A: I like playing the young guys. Furthermore, I do not think this is the place for Allen Iverson. At this point in his career, it’s not just about playing. If he were playing in my day when you didn’t make any money, then you play as long as you can. Obviously, Iverson’s made a ton of money, and now it’s time to go for the championship.

In that case, is this really the place for LeBron James?

A: I don’t know that either. Obviously in LeBron’s situation, the money will be there wherever he goes. That being said, you want to go to a place where you can put your name on championship banners. If he is going to come to New York, there would obviously have to be other guys around him.

I could be wrong, but if I were him, that is the situation I would want to put myself in. Cleveland was in bad shape when he got there. Now that franchise is going up, and if he came to the Knicks, it would be like starting all over again.

Should LeBron even be considering the Knicks? Is there that potential to lay the foundation in order to win?

A: I think there is always potential. The young guys have to develop first. I was thinking this morning about Brandon Jennings. His coach is letting him play and realize his potential. When you have a coach that has confidence in you, it makes a big difference in your career.

Jennings started off a little slow, but he is at a plateau now. That is how I was in my career. Scoring 41 points per game in college, I knew I could score!. That being said, the NBA is a different animal. You have to feel like you belong.

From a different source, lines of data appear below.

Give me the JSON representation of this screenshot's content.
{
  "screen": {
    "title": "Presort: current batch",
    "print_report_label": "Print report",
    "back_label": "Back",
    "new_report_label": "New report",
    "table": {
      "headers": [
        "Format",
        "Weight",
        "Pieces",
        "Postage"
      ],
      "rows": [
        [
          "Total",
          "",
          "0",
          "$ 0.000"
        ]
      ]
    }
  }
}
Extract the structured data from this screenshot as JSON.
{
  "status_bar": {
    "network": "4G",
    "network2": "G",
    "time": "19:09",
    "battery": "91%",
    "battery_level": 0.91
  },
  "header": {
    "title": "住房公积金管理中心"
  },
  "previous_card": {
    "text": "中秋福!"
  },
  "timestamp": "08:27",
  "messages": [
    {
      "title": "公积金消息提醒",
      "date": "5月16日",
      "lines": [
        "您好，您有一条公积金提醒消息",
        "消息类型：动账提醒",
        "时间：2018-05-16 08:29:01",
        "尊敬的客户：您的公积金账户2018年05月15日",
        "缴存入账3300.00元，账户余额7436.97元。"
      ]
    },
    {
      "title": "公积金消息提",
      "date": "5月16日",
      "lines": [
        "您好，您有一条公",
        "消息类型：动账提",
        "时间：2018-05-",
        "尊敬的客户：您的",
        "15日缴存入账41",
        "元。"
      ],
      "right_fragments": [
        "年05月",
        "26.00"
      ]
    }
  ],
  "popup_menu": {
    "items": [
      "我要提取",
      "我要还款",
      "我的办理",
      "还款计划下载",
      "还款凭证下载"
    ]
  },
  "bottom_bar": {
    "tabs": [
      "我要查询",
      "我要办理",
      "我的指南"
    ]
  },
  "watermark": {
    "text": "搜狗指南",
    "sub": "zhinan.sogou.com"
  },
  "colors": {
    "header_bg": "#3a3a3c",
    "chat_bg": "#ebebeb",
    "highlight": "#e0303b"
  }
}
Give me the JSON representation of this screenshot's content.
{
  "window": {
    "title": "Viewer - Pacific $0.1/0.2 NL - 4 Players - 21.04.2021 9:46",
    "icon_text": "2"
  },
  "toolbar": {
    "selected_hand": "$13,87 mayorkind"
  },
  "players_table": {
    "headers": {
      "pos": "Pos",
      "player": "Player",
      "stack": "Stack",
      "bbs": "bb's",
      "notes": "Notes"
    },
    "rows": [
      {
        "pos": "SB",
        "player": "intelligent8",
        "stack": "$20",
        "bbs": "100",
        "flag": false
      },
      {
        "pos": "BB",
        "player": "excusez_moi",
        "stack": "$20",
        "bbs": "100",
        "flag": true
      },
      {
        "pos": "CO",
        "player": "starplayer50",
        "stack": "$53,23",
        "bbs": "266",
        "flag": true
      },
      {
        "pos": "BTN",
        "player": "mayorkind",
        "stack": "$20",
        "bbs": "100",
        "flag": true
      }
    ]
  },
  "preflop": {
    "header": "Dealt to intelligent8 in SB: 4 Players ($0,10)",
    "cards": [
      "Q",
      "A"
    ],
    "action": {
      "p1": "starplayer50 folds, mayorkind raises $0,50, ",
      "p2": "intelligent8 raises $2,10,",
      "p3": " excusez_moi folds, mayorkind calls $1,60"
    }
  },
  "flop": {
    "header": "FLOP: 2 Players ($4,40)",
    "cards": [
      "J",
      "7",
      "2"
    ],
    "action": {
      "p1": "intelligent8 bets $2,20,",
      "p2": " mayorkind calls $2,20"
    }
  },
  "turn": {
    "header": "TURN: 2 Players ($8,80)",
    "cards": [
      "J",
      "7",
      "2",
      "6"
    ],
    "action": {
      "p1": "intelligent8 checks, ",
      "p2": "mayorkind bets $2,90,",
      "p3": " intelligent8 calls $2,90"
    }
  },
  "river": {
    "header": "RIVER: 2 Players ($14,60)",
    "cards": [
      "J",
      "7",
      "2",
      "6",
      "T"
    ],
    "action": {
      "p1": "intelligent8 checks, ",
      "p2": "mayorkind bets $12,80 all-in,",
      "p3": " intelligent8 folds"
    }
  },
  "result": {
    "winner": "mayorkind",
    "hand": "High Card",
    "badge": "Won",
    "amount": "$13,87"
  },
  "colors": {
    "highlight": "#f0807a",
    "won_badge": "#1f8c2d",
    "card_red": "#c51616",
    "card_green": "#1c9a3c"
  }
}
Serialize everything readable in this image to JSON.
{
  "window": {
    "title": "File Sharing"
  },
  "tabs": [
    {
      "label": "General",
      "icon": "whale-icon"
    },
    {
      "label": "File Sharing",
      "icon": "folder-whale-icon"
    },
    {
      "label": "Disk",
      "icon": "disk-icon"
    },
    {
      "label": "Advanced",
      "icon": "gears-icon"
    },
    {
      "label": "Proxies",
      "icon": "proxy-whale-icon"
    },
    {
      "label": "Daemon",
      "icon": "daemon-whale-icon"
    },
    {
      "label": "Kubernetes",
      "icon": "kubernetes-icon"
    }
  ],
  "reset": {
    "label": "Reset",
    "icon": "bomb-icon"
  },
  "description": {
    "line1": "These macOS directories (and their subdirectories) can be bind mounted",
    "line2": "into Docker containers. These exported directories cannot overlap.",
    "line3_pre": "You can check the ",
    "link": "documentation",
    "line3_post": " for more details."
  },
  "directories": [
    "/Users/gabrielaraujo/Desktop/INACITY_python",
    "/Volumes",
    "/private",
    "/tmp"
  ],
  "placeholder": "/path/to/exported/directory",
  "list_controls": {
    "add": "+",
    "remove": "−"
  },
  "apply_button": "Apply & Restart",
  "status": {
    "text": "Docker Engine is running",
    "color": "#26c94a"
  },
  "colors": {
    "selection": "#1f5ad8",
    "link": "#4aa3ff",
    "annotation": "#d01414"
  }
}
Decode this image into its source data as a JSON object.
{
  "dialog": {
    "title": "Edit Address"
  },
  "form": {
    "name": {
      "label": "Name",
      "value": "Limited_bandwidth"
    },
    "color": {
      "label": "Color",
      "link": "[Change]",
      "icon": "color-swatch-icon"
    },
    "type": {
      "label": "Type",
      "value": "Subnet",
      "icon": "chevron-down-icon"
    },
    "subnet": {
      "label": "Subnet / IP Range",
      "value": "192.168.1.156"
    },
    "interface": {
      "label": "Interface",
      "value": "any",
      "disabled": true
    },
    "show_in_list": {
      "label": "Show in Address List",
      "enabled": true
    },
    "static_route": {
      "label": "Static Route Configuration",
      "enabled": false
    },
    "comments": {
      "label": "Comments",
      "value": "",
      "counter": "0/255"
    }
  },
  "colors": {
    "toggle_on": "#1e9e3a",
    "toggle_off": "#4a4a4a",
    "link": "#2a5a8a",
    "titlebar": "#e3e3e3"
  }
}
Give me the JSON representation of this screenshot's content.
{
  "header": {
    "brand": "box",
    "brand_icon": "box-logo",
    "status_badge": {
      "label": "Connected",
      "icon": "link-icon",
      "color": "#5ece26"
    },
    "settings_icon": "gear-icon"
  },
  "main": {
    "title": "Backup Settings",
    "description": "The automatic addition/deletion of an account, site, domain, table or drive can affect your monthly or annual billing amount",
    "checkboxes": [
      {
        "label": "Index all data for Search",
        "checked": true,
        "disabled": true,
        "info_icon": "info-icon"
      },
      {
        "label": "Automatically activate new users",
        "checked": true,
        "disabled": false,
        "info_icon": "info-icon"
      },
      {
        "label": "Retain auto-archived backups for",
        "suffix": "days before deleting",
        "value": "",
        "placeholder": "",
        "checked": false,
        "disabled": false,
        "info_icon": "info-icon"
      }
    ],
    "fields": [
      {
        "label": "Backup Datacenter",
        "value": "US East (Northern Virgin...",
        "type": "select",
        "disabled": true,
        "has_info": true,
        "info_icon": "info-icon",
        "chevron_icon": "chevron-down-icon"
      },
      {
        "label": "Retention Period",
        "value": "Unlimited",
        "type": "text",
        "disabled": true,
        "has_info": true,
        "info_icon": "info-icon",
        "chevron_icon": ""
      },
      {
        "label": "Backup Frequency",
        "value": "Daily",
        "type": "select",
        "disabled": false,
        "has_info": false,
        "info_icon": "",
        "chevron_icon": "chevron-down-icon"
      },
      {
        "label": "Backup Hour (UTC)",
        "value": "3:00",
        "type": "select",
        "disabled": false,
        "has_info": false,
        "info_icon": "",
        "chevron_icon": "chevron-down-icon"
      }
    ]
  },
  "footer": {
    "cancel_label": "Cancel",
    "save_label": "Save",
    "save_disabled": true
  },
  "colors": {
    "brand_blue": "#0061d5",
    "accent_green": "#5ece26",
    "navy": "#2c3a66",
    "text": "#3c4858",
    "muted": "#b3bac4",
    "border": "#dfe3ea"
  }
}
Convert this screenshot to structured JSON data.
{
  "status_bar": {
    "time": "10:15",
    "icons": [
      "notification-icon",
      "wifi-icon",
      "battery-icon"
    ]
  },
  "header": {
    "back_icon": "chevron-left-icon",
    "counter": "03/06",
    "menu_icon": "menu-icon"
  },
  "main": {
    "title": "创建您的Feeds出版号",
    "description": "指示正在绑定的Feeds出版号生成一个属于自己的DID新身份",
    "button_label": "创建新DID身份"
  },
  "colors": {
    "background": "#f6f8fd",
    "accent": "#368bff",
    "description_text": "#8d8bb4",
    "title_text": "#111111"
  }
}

My coaches did a good job of helping me feel like that.

I guess I am talking about Jennings, because guys have been calling me saying “he almost got as many points as you did!” (referring to his own rookie scoring record of 56 in 1968). Back in the limelight, I suppose!

Thanks Earl. One last question before we go—who had more style, on and off the court, you or Knicks teammate Walt “Clyde” Frazier?

A: Ah, Clyde is Clyde. I will give that nod to him. He had more style.